Dans ces entre-faites la paix d'Amiens entre l'Angleterre et la France eut lieu, et comme il était question de remettre dans l'esclavage à Saint-Domingue ceux qui en avaient été affranchis, et comme l'alternative de ce nouvel asservissement devait nécessairement produire une collision entre ceux qui devaient être ré-asservis et ceux qui devaient exécuter le changement, un noble lord, entièrement dévoué à la régénération de la caste Africaine, me conseilla de retourner dans mon pays natal, d'y donner avis à mes connaissances de ce qui devait s'opérer, et de prendre parti avec eux pour la défense de leur liberté, puisque je ne pouvais pas supporter les préjugés de couleur!

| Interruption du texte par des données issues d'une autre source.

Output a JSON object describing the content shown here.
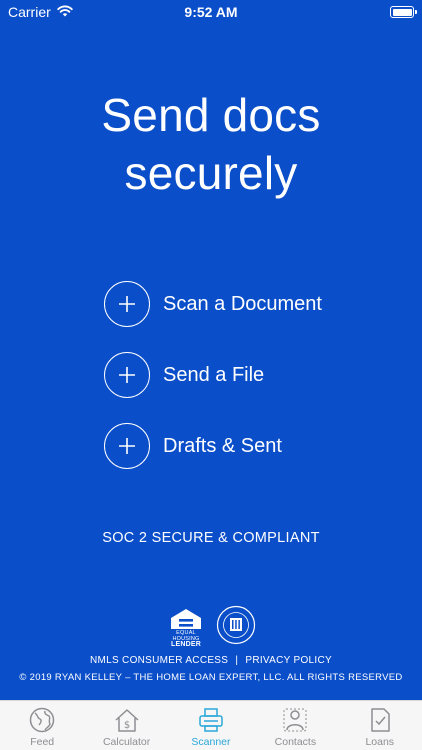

Ce parti me convenait fort bien, et il lut bientôt pris; je me procurai un bâtiment léger avec une petite cargaison, je partis de Kingston, et en Février 1802, je débarquai au Port-au-Prince, où se trouvait le Général Rochambeau sous les ordres du Général Leclerc.
Je m'empressai de m'aboucher avec l'adjudant Commandant Alexandre Pétion, alors Colonel de la 13ème demi-brigade Coloniale qui revenait de la prise de la Crête à Pierrot et je ne lui laissai pas ignorer ce que j'avais appris du projet de remettre dans l'esclavage ceux qui en avaient été affranchis ou de s'en défaire d'une manière quelconque; l'illustre Petion, en me remerciant de mon avis, me recommanda la plus grande circonspection, et me fit entendre qu'il n'avait repassé les mers que pour saisir la première occasion favorable de revendiquer les droits de nos frères.
Après plusieurs conférences au Port- au-Prince, et au moment où il recevait l'ordre de se rendre dans le Nord avec la troupe sous ses ordres, je lui fis connaître que j'allais travailler à me mettre en rapport avec ceux des indigènes qui pourraient être favorable à la causé de la liberté; j'avais la tête pleine de la révolution des Etats-Unis d'Amérique: l'histoire en était constamment sous mes yeux.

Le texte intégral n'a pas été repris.